Does an Education Equal Unhappiness for Mothers?

Today’s mothers are more educated than ever before. This is no doubt an advantage for the little ones that we are raising, but it might not be so beneficial for our own well-being as mothers.

A mother’s level of education is known to influence the way that she parents – mothers who are more educated tend to read more to their children, spend more time with their children, and spend more time in particular on developmental child care activities. There a number of potential explanations for this effect – better educated mothers might have greater knowledge of ways to enhance their child’s development and the importance of their own role. And an education may also afford mothers more opportunity to spend time with their children (via better work hours, maternity leave, etc).

But what effect does a mother’s level of education, and the associated parenting style, have on her own well-being as a mother? That was the question asked in a recent study by Gimenez-Nadal and Sevilla. These researchers have presented a unique perspective that has been neglected in previous research in this area. Studies have focused on children – how mothers can enhance the well-being, development, and achievement of their children – without considering the consequences of these actions for mothers.

Gimenez-Nadal and Sevilla found that a higher level of education in mothers equated to lower well-being. Compared to mothers lower in education, highly educated mothers reported lower happiness and meaning and more fatigue when engaging in child-related activities. Importantly, they also reported lower momentary well-being while participating in child-related activities.
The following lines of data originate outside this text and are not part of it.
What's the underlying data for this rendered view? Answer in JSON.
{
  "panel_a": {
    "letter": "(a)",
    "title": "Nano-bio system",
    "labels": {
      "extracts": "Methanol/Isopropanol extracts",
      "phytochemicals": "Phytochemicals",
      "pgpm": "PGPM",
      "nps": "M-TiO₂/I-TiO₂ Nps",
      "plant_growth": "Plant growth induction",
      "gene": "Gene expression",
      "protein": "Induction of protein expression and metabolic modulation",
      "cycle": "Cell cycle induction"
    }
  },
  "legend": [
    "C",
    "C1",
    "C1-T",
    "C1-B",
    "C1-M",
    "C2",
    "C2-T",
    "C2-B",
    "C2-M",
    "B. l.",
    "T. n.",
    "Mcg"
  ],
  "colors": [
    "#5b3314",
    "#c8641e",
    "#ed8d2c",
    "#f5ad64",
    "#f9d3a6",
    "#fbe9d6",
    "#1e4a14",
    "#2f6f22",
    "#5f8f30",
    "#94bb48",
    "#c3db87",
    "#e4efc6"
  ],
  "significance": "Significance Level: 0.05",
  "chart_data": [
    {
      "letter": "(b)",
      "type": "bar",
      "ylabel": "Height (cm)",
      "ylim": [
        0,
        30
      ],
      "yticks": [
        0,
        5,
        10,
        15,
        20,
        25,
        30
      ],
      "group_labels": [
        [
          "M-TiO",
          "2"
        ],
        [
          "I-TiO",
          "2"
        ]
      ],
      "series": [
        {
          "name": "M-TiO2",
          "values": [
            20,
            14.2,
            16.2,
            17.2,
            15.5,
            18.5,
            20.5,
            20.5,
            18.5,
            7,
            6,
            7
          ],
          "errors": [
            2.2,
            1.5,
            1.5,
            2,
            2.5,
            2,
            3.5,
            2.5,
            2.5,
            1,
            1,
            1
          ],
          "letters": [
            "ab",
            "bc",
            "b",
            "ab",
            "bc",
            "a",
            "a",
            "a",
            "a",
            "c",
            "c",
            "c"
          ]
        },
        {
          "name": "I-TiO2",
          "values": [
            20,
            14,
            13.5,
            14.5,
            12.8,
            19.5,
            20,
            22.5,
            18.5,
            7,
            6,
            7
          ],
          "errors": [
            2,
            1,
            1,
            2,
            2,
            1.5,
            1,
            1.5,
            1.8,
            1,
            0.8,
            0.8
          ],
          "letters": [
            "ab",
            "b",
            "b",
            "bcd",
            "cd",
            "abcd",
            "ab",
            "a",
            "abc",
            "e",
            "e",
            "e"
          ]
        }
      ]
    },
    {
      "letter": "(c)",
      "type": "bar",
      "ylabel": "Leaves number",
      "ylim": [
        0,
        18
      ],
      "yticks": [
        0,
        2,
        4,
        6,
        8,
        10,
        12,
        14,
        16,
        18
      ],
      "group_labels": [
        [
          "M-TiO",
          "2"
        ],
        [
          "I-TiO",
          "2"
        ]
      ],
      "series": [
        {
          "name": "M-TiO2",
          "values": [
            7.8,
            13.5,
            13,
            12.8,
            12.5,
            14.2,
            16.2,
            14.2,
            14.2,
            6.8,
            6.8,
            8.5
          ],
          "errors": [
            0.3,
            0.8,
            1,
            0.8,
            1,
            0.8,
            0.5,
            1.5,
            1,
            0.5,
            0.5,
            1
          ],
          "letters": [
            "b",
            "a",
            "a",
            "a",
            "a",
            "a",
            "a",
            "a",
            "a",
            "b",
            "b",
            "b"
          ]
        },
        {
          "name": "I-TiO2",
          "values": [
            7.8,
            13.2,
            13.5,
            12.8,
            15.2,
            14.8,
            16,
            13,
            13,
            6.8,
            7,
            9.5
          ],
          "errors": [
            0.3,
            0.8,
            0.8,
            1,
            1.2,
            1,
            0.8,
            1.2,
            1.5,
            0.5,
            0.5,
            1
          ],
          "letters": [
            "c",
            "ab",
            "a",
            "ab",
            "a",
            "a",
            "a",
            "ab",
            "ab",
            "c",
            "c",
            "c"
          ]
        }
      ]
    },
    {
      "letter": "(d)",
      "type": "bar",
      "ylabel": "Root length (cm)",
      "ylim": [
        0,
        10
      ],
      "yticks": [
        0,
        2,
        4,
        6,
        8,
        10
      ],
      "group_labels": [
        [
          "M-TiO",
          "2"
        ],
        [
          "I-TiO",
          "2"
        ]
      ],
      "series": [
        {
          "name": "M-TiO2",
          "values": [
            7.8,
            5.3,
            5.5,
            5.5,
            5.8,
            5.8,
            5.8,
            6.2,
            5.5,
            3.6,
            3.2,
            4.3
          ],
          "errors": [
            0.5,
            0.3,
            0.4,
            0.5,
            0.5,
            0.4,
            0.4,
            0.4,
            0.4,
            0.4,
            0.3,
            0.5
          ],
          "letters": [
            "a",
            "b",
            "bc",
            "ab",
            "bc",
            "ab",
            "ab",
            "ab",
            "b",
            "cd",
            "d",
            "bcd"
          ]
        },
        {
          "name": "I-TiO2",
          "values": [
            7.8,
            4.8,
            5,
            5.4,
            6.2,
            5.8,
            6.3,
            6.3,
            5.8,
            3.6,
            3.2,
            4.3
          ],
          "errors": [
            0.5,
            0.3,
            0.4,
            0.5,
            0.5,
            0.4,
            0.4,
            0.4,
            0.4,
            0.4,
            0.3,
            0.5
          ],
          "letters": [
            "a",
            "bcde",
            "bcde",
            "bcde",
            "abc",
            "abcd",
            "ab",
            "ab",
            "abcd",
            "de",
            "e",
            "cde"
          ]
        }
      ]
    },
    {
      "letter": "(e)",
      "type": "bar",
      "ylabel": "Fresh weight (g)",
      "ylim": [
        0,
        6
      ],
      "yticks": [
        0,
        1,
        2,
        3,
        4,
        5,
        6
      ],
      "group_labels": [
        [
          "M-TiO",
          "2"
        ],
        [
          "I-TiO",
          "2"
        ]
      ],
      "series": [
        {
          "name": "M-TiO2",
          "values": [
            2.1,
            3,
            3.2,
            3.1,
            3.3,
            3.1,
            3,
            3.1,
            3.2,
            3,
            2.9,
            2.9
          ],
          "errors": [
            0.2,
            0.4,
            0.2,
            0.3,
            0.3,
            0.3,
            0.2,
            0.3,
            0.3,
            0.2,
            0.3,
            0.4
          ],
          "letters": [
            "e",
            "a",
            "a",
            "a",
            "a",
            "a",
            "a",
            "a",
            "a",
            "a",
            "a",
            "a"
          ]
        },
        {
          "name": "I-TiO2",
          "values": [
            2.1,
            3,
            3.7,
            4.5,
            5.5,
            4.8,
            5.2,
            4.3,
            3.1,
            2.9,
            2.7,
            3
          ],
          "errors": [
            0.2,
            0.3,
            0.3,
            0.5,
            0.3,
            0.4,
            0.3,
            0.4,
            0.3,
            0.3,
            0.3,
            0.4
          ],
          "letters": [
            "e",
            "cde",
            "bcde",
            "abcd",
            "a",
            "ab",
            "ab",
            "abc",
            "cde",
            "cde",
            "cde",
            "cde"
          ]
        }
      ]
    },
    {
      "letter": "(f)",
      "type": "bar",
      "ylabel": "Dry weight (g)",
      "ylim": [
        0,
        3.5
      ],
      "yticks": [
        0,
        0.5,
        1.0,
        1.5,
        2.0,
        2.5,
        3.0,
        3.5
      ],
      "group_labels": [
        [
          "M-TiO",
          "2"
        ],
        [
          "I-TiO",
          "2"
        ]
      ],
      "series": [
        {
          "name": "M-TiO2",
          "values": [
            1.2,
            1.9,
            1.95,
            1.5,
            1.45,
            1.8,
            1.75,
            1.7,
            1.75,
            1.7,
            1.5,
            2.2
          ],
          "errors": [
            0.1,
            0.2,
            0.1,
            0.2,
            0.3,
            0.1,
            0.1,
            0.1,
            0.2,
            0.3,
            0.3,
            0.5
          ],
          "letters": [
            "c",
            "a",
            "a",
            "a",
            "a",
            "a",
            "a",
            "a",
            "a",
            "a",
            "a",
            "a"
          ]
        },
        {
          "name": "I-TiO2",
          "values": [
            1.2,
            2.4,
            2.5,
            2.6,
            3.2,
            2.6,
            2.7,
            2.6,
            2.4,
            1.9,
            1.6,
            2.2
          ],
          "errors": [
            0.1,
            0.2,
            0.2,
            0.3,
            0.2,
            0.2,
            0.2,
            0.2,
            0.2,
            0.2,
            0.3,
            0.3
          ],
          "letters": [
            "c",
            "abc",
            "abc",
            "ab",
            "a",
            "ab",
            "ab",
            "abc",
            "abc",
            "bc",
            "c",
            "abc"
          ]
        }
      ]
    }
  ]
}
Mothers today are under intense pressure to ensure the optimal development of their offspring. From the get-go we are encouraged and directed to engage in activities that promote sensory development, physical development, social skills and self-regulation. And we spend every moment possible on these activities, at the expense of our own individual pursuits and often feeling guilty for taking time to ourselves. It can be incredibly overwhelming and leads to stress, unhappiness, and exhaustion. The research by Gimenez-Nadal and Sevilla highlights that this is especially true for educated mothers.

So what should we do? Recognise that the pressures of motherhood today can be detrimental to well-being and happiness and that it is okay to spend time with your child that doesn’t revolve around developmental activities and also to take time for yourself. A stressed-out and overwhelmed mother is not in anyone’s best interest and is detrimental for children in its own right. It is also important that research, policy, and interventions on mothering and child development consider the impact of recommended parenting styles and behaviours on the mental health and well-being of mothers. There needs to be a balance between what children need and what mothers are able to give.